Prime Minister Narendra Modi with Pakistani Prime Minister Nawaz Sharif at the Shanghai Cooperation Organization summit in Ufa, Russia. (PTI File Photo)

What makes for good television is not always sound policy. Tackling a state with recidivist elements demands a complex response that goes beyond mere posturing. All that the current approach does is generate toxic effects in Indian society

Excerpt:
Islamabad learnt a bitter lesson in diplomacy during the dust-up over national security adviser talks with India —that once a side triumphs in the drafting of a text i.e., a joint statement, it can control the narrative about events.
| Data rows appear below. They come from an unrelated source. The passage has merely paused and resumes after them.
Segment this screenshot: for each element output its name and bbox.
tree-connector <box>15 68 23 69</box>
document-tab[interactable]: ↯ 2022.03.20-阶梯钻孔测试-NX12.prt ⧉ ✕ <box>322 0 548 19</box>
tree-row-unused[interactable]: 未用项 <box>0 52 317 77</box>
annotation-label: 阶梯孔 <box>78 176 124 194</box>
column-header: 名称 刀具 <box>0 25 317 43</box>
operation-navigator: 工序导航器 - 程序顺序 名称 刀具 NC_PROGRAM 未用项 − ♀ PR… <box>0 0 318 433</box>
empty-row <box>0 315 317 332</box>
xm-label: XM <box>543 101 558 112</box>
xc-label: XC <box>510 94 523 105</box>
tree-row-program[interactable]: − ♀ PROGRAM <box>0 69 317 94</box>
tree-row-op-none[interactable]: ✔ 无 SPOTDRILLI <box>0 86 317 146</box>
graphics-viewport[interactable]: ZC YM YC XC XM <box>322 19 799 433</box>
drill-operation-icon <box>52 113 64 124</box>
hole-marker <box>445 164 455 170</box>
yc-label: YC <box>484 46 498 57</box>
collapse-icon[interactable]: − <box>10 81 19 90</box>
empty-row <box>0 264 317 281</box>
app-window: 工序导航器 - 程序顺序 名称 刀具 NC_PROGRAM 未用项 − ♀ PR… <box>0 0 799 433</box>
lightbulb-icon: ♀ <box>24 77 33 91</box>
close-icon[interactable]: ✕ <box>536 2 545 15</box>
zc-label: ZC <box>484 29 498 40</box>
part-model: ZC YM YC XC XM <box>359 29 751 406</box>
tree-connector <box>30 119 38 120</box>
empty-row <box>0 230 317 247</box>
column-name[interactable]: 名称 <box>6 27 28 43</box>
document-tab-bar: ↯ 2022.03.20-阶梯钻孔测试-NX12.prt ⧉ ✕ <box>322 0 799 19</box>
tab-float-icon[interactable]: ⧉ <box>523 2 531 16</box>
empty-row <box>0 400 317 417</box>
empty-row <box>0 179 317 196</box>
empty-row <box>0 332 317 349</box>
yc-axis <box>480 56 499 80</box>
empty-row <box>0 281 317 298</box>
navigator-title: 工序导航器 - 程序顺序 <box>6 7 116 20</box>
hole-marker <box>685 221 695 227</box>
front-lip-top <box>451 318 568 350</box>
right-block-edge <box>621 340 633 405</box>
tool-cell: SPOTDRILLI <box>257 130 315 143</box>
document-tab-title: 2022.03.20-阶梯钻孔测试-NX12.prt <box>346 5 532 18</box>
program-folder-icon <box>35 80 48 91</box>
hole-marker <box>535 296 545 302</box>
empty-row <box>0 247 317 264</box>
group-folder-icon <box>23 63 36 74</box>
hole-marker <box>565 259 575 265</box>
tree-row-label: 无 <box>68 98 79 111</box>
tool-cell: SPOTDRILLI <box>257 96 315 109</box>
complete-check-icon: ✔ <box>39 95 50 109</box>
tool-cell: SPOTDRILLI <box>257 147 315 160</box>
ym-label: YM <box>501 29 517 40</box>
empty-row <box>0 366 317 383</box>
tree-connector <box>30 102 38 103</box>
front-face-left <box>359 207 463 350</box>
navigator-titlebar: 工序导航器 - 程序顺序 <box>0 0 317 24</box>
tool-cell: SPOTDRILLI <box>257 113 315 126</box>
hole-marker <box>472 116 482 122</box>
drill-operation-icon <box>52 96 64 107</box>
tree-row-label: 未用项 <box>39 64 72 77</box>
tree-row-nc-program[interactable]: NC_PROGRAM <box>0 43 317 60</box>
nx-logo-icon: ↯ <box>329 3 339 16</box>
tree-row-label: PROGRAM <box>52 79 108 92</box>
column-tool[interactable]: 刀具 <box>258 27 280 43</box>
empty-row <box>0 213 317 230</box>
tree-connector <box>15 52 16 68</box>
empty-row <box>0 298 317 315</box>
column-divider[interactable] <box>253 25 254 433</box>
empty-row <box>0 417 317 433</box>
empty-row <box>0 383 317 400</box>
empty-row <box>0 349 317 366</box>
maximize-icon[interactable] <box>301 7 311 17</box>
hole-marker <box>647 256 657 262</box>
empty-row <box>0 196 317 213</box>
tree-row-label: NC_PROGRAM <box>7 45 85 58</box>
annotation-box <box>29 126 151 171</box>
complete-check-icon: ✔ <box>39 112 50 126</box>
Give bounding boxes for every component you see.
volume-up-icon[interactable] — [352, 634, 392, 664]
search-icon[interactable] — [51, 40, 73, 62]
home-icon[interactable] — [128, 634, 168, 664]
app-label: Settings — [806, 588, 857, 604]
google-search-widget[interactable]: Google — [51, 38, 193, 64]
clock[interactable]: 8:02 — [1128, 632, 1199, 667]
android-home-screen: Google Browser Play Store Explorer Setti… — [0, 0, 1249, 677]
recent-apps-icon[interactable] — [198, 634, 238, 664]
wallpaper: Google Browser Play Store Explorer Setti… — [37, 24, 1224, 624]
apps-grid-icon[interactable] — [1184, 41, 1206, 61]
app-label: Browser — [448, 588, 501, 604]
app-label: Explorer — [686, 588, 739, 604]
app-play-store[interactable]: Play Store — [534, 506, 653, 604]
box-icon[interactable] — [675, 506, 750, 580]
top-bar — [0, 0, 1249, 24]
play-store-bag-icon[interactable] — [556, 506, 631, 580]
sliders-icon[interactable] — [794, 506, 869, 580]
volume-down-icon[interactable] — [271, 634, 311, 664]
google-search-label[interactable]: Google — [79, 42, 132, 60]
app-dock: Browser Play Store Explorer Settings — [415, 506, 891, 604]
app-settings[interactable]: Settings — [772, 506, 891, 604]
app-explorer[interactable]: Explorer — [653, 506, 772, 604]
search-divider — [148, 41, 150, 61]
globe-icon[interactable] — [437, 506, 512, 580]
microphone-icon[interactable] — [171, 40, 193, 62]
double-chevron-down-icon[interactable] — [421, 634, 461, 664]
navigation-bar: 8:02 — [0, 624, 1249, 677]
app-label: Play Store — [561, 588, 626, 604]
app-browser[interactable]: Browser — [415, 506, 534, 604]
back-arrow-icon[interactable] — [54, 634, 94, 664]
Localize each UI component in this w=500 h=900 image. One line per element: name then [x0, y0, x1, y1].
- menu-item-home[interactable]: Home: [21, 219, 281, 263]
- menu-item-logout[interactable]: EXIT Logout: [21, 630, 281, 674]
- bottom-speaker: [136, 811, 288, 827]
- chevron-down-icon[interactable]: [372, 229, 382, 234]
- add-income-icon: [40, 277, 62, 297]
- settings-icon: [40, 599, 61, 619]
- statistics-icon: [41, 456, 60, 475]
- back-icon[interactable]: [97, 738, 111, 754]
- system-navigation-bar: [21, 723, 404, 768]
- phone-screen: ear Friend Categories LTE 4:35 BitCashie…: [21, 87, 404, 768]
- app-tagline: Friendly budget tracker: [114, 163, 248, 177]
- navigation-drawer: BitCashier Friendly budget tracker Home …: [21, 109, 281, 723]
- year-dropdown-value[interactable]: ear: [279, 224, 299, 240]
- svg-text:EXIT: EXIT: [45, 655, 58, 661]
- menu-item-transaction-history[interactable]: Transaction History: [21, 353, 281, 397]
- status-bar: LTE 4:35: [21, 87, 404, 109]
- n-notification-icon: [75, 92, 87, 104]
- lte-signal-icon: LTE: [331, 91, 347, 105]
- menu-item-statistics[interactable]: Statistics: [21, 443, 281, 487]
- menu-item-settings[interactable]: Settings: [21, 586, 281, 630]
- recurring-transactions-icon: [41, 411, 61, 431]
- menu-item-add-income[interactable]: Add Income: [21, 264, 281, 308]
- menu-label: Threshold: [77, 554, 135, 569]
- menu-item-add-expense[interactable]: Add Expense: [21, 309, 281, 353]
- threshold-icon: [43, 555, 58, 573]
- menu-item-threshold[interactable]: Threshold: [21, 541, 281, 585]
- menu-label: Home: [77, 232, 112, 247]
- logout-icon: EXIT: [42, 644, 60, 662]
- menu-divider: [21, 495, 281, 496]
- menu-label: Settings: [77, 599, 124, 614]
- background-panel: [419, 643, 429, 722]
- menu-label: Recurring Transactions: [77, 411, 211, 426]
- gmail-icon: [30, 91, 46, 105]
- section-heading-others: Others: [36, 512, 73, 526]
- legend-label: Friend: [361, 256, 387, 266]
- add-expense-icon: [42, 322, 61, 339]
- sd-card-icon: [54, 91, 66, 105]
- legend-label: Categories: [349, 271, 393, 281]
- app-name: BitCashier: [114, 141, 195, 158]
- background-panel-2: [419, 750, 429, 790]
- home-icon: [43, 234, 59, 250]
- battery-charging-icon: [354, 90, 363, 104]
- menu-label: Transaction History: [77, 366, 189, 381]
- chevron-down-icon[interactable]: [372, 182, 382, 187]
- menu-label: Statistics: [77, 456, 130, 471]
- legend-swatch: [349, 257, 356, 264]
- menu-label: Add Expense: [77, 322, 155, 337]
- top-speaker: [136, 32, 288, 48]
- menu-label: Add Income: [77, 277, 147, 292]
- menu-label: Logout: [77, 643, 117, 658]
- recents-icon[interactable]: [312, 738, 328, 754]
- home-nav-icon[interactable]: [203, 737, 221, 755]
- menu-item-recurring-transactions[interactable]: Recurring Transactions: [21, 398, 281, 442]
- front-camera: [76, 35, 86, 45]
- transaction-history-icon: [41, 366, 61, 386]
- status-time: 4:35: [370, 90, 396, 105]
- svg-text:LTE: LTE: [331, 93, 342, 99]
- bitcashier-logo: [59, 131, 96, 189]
There’s little doubt that from Pakistan’s vantage, the joint statement at Ufa was very badly drafted. ...
To begin with, many have already asked as to why the agenda was not sorted out by New Delhi well in advance, if terrorism was to be the singular agenda. ...
Once that public diplomacy agenda of projecting Modi and NSA Ajit Doval [see] as strongmen was on, was there any surprise that Islamabad would trot out a meeting with Kashmiri separatists to burnish its own moral credentials by insisting on the “core issue”? Islamabad was, in any case, still very resentful of the way Modi peremptorily called off foreign secretary talks last year – and so India’s posturing gave Islamabad the excuse to grandstand as well.